Now one third of the population of the world is suffering from allergic diseases, according to facts of World Health Organization or WHO. About 15-25% of Russian population are suffering from urticaria. More than 50% of patients with urticaria at the same time indicate the development of angioneurotic edemas, which are the most dangerous for children at the age of 1-3 years old. About 20% of Russian population are suffering from atopic dermatitis. More often than not the children at the age of 6 months – 3 years old are ill of atopic dermatitis. The development of allergic diseases is characterized with free radical mechanism of oxidation, which damages the genetic material of different cells. The research objective is to investigate the stability of genome of children with allergic diseases, such as urticaria and atopic dermatitis, and also to research the hormones, which are regulating the activity of these allergic diseases.
The materials and methods. The investigation was full filled on the base of «Children’s municipal hospital №2». 60 children at the age of 1-3 years old with different allergic diseases have participated in this investigation. Two clinical groups were formed according to allergic diseases: 1 group – 29 children with atopic dermatitis; 2 group – 21 children with urticaria.

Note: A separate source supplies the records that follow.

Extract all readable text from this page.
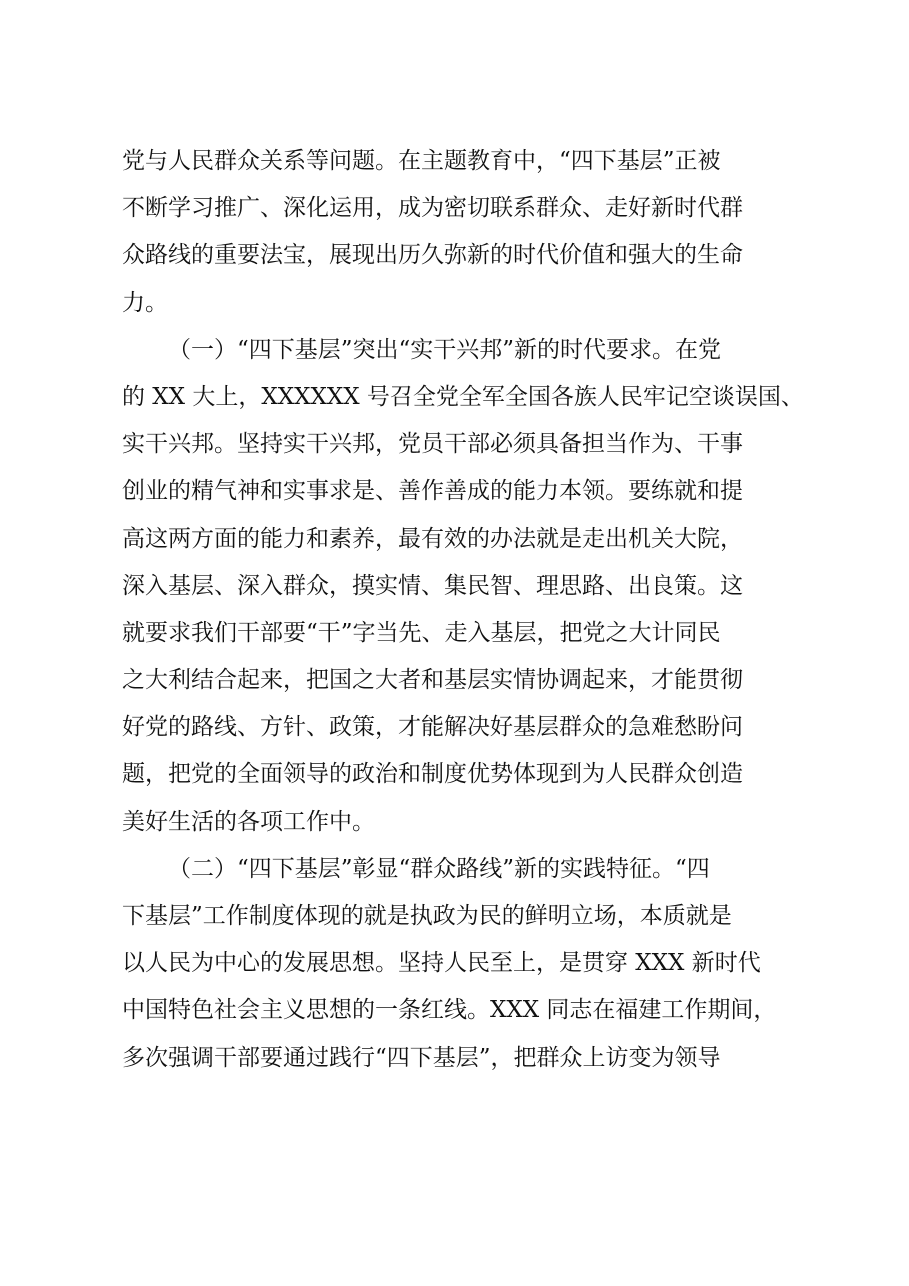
党与人民群众关系等问题。在主题教育中，“四下基层”正被
不断学习推广、深化运用，成为密切联系群众、走好新时代群
众路线的重要法宝，展现出历久弥新的时代价值和强大的生命
力。
（一）“四下基层”突出“实干兴邦”新的时代要求。在党
的 XX 大上，XXXXXX 号召全党全军全国各族人民牢记空谈误国、
实干兴邦。坚持实干兴邦，党员干部必须具备担当作为、干事
创业的精气神和实事求是、善作善成的能力本领。要练就和提
高这两方面的能力和素养，最有效的办法就是走出机关大院，
深入基层、深入群众，摸实情、集民智、理思路、出良策。这
就要求我们干部要“干”字当先、走入基层，把党之大计同民
之大利结合起来，把国之大者和基层实情协调起来，才能贯彻
好党的路线、方针、政策，才能解决好基层群众的急难愁盼问
题，把党的全面领导的政治和制度优势体现到为人民群众创造
美好生活的各项工作中。
（二）“四下基层”彰显“群众路线”新的实践特征。“四
下基层”工作制度体现的就是执政为民的鲜明立场，本质就是
以人民为中心的发展思想。坚持人民至上，是贯穿 XXX 新时代
中国特色社会主义思想的一条红线。XXX 同志在福建工作期间，
多次强调干部要通过践行“四下基层”，把群众上访变为领导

The assessment of stability of genome of children, which are suffering from allergic diseases, was full filled with the help of micronucleus test and detection of blood level of total 8-OHdG. The content of total IgE and hormones (cortisol and insulin) in blood was defined with the help of immune-enzyme analysis. We have analyzed 1000 cells from each child and have found out cytogenetic anomalies, such as: micronucleus, protrusions, multinuclear cells, karyolysis, karyorrhexis and the appearance of vacuole in the nucleus. The received results were compared with indices of the control group (n=10 children).
The children, which are suffering from urticaria, had greater frequency of occurrence of anomalies cells (82%) with a big quantity of cytological damages, such as micronucleus and protrusions, than the children with atopic dermatitis (59%). We suppose that such differences are evidence of severity of clinical course of allergic process.
For example, we have detected micronucleus of 34,4% of children with atopic dermatitis (2,3‰), protrusions of 24% of children with atopic dermatitis (1,4‰), karyolysis of 38% of children with atopic dermatitis (6‰), karyorrhexis of 20% of children with atopic dermatitis (1‰). We have found out micronucleus of 41% of children with urticaria (3‰), protrusions of 29% of children with urticaria (1,5‰), karyolysis of 35% of children with urticaria (4,3‰).
It is interesting to know that, such raw damages of the genetic material, as karyolysis and karyorrhexis, were found out in large quantities in the cells of children with atopic dermatitis. We suppose that such differences are connected with very long disease course of atopic allergic processes. More than that, all children, which are suffering from allergic diseases, have low level of total 8-OHdG (12,5 ng/m). We suppose that this fact is evidence of good reparation and regeneration of child’s organism. It is interesting fact that, all children with urticaria and atopic dermatitis had serious disturbance of hormonal background. For example, the level of cortisol of the children with urticaria is lower in 1,5 times; the level of cortisol of the children with atopic dermatitis is higher in 1,5 times, than the results of control group (212 nanomoles per liter). The level of insulin of the children with atopic dermatitis is higher in 1,5 times; the level of insulin of the children with urticaria is higher in 2 times, than the results of control group (6 micro units of activity per milliliter). We suppose that such serious disturbances of hormonal background are connected with very long disease course of allergic process. More than that, fast developing of the clinical features of urticaria can lead to the emission of cortisol and the decreasing of the level of cortisol in blood plasma of children. The decreasing of quantity of glucocorticoides in blood stimulates the secretion of adrenocorticotropic hormone, which influenced on the increasing of the level of insulin in blood of children. It is very important, because this mechanism can help child’s organism to keep the balance of carbohydrate metabolism and to decrease the development of the allergic process. The high level of cortisol in blood of children with atopic dermatitis is connected with long-lasting allergic process. The increased level of cortisol and insulin is one of the main mechanisms of stress-regulation of child’s organism.
The level of total Ig E of the children with urticaria is higher in 3 times; the level of total Ig E of the children with atopic dermatitis is higher in 4 times, than the results of the control group (51 international units per milliliter). All children with atopic diseases have a high level of total Ig E, for example, children with atopic dermatitis. It is a well known fact, that all atopic diseases have Ig E – mediated mechanism.
The cytological and biochemical findings indicate of negative influence of allergic diseases on the stability of genome of children. So it can be the base of the formation of more serious forms of diseases, such as chronic, autoimmune, genetic and oncological diseases of children.